Petit ses parents lui contaient parfois des histoires de monstres dévoreurs des enfants méchants ou de bêtes affreuses qui rodaient dans les bois une fois la nuit tombée. Avec l'âge Boldo avait compris qu'elles étaient uniquement destinées à les dissuader de faire des bêtises mais là, pour la première fois de sa vie, il avait réellement peur. Une peur primaire ancrée sans ses tripes.

Il courait les poumons en feu. Les branches d'arbre et les buissons foutaient son visage rougit par l'effort, ses bras se couvraient d'égratignures. Il fallait à tout prévenir le premier adulte qu'il trouverait sur sa route, lui crier au visage que son frère était attaqué par des créatures. Les bois de Winlod étaient vastes mais il les connaissait comme sa poche, les premières maisons étaient à moins d'un kilomètre.

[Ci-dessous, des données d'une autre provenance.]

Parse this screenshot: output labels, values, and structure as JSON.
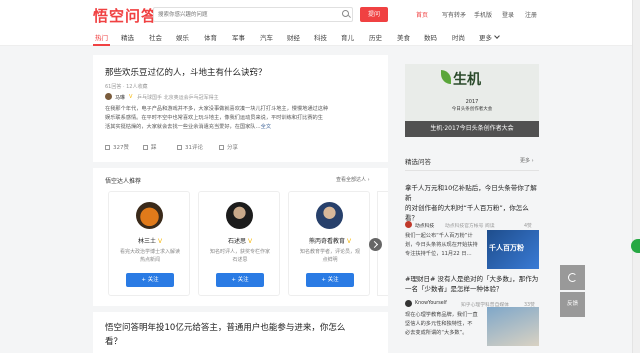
{
  "header": {
    "logo": "悟空问答",
    "search_placeholder": "搜索你感兴趣的问题",
    "ask_label": "提问",
    "links": [
      "首页",
      "写有转矛",
      "手机版",
      "登录",
      "注册"
    ]
  },
  "categories": [
    "热门",
    "精选",
    "社会",
    "娱乐",
    "体育",
    "军事",
    "汽车",
    "财经",
    "科技",
    "育儿",
    "历史",
    "美食",
    "数码",
    "时尚",
    "更多"
  ],
  "question1": {
    "title": "那些欢乐豆过亿的人，斗地主有什么诀窍？",
    "meta": "61回答 · 12人收藏",
    "author": "马琳",
    "author_desc": "乒乓球国手 北京奥运会乒乓冠军得主",
    "excerpt_lines": [
      "在我那个年代，电子产品和游戏并不多，大家没事做就喜欢凑一块儿打打斗地主，慢慢地通过这种",
      "娱乐联系感情。在平时不空中也常喜欢上玩斗地主，像我们运动员来说，平时训练和打比赛的生",
      "活其实挺枯燥的，大家就会去找一些业余消遣充当爱好，在国家队…"
    ],
    "more_label": "全文",
    "likes": "327赞",
    "dislike_label": "踩",
    "comments": "31评论",
    "share_label": "分享"
  },
  "experts": {
    "title": "悟空达人推荐",
    "see_all": "查看全部达人 ›",
    "items": [
      {
        "name": "林三土",
        "desc": "看完大政治学博士求入解读热点新闻",
        "follow": "+ 关注"
      },
      {
        "name": "石述思",
        "desc": "知名时评人，获奖专栏作家石述思",
        "follow": "+ 关注"
      },
      {
        "name": "熊丙奇看教育",
        "desc": "知名教育学者，评论员，观点鲜明",
        "follow": "+ 关注"
      }
    ]
  },
  "question2": {
    "title_lines": [
      "悟空问答明年投10亿元给答主，普通用户也能参与进来，你怎么",
      "看？"
    ]
  },
  "banner": {
    "logo": "生机",
    "year": "2017",
    "subtitle": "今日头条创作者大会",
    "caption": "生机·2017今日头条创作者大会"
  },
  "hot_qa": {
    "title": "精选问答",
    "more": "更多 ›",
    "items": [
      {
        "title_lines": [
          "拿千人万元和10亿补贴后，今日头条带你了解新",
          "的对创作者的大利时“千人百万粉”，你怎么",
          "看？"
        ],
        "author": "动点科技",
        "meta": "动点科技官方帐号 阅读",
        "likes": "4赞",
        "excerpt_lines": [
          "我们一起公布“千人百万粉”计",
          "划，今日头条将从现在开始扶持",
          "专注扶持千位，11月22 日…"
        ],
        "thumb_text": "千人百万粉"
      },
      {
        "title_lines": [
          "#理财日# 没有人是绝对的「大多数」，那作为",
          "一名「少数者」是怎样一种体验？"
        ],
        "author": "KnowYourself",
        "meta": "知乎心理学科普自媒体",
        "likes": "33赞",
        "excerpt_lines": [
          "现在心理学教育品牌，我们一直",
          "坚信人的多元性和独特性，不",
          "必去变成所谓的“大多数”。"
        ]
      }
    ]
  },
  "side": {
    "refresh_label": "",
    "feedback_label": "反馈"
  },
  "colors": {
    "accent": "#f04142",
    "follow": "#2a7be4",
    "link": "#406599"
  }
}
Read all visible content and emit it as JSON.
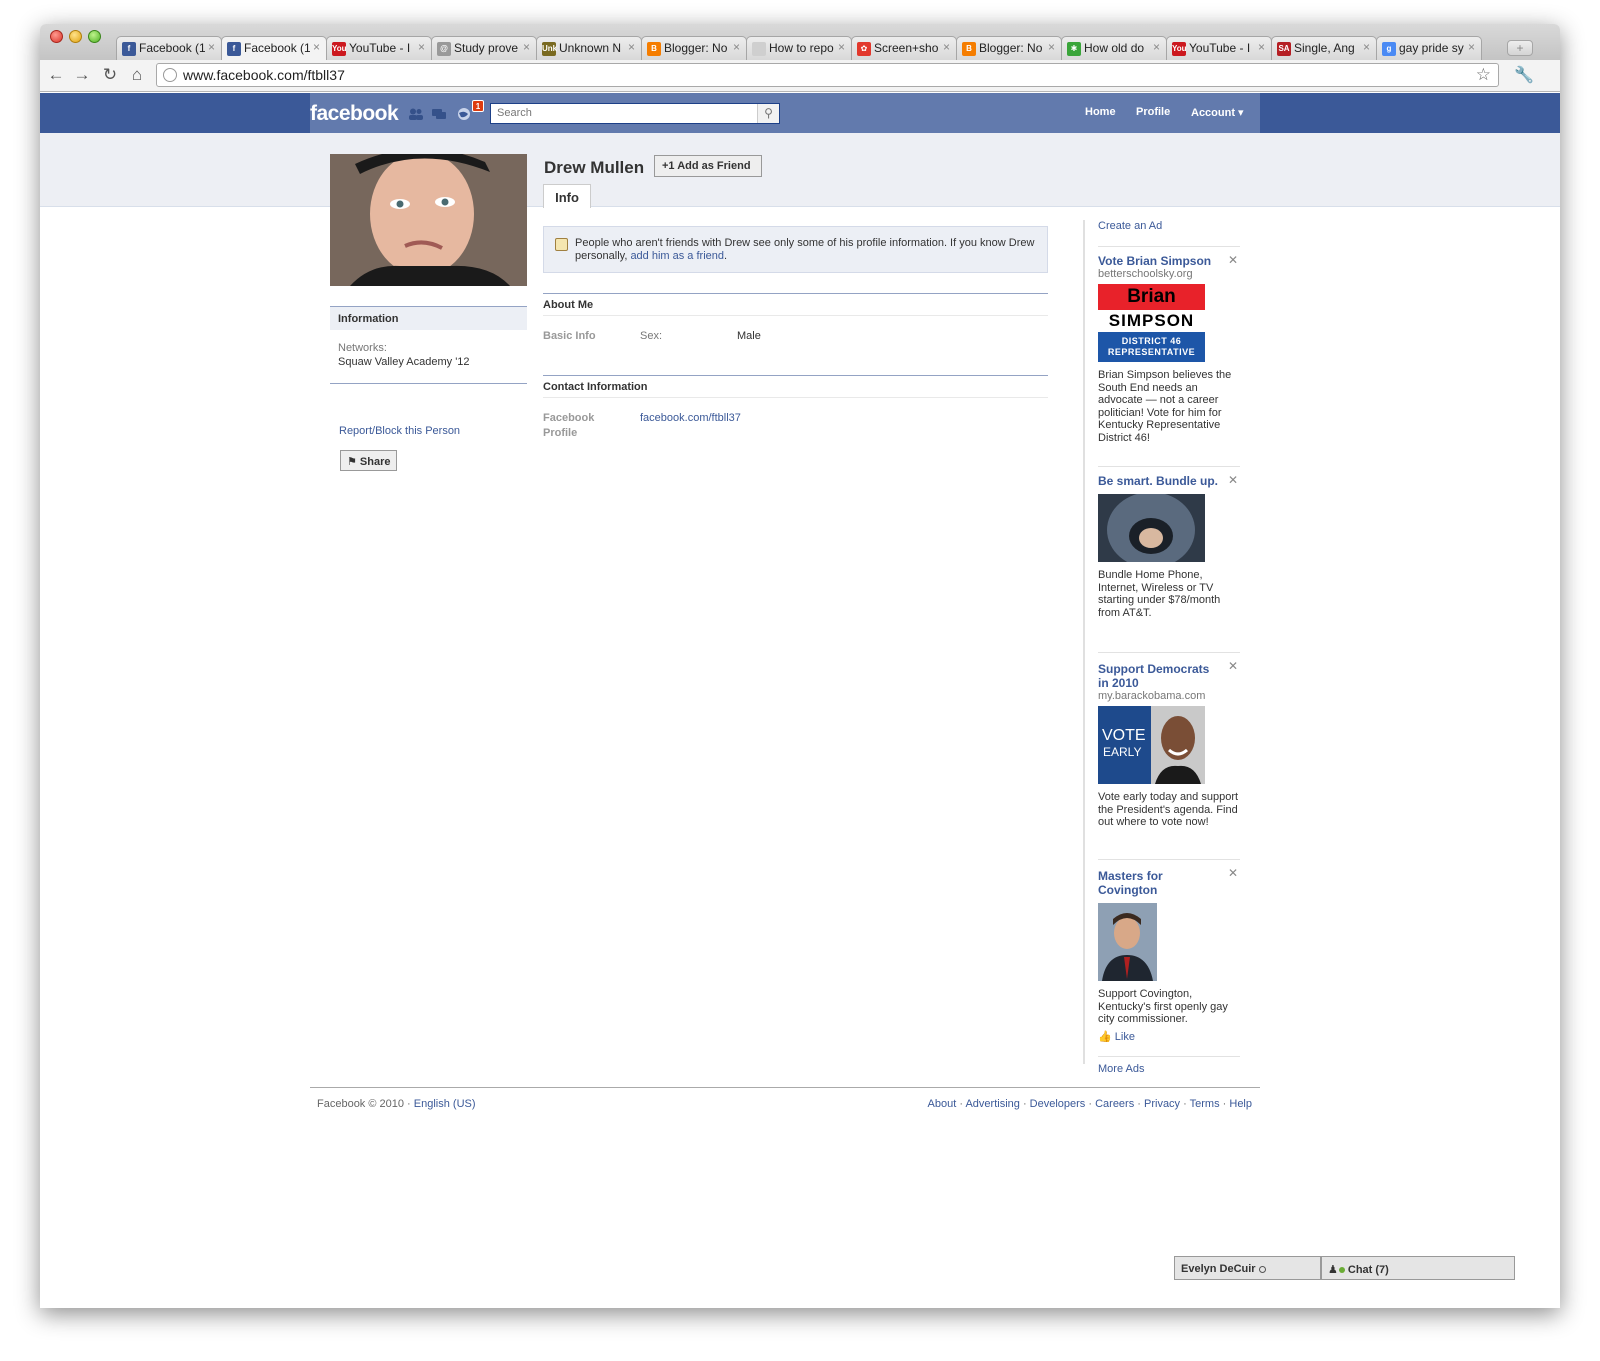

Boldo osa jeter un œil derrière lui. A sa grande stupéfaction il vit que les deux créatures se tenaient immobiles sur le talus à l'observer, leurs long bras croisés, empreints d'une sérénité dérangeante. Ils ne cherchaient même pas à se lancer à sa poursuite comme s'ils ne craignaient pas qu'il donne lalerte; comme si, où qu'il aille, ils pouvaient le rattraper.

 

 

 

-  faites vite monseigneur! 

Le baron Tenedor dégrafa son entre jambe et pissa contre l'arbre un long jet jaune, la mine réjouit. Ses longues chevauchées le rendait de mauvaise humeur et toute halte, pour quelques raisons que ce soit, apportaient toujours un peu de réconfort à ses fesses endolories. Heureusement qu'il ne portait pas son armure lourde !

  • «  depuis quand mes officiers ressent ils le besoin de me donner des instructions ?» demanda t il au travers de son épaule.

Derrière lui ses hommes d'armes attendaient sur leurs montures, le capitaine tenant celle du baron serra les mâchoires. Il valait mieux éviter de froisser son seigneur et ne pas répliquer, même en excuses.

Le baron Tenedor fixait l'épaisse forêt de Winlod qui lui faisait face en pensant au splendide gibier qu'elle devait receler. Sa langue saliva à l'idée d'un bon morceau de viande braisé et d'un pichet de vin épicé. Au lieu de cela il devait se contenter de porc salé et d'une flotte au sale goût de gourde en cuir, et ce depuis bientôt une semaine !. Maudits ordres ! Jura t il in petto.

Sa tache finie il secoua son sexe pour y chasser les dernières goutes d'urine et le rangea. Mais alors qu'il s'apprêtait à se retourner pour aller rejoindre ses hommes il lui sembla apercevoir un garçon courant au travers des arbres, l'air affolé. Cette vision fut brusquement coupée d'un voile noir. L'instant d'après l'enfant avait disparu, volatilisé comme par enchantement. Le baron fronça les sourcils. A son âge sa vue se gâtait et son incompétent de médecin ne trouvait rien d'autre que de lui proscrire des saloperies de tisanes infectes. Il balaya du regard les centaines d'arbres. Rien. Tout paraissait paisible là dedans.

Il ronchonna et se détourna de la forêt, mécontent d'avoir été un court instant à la merci de son imagination.

 

 

 

Non loin de la des feuilles poussées par le vent commençaient à recouvrir lentement une besace déchirée.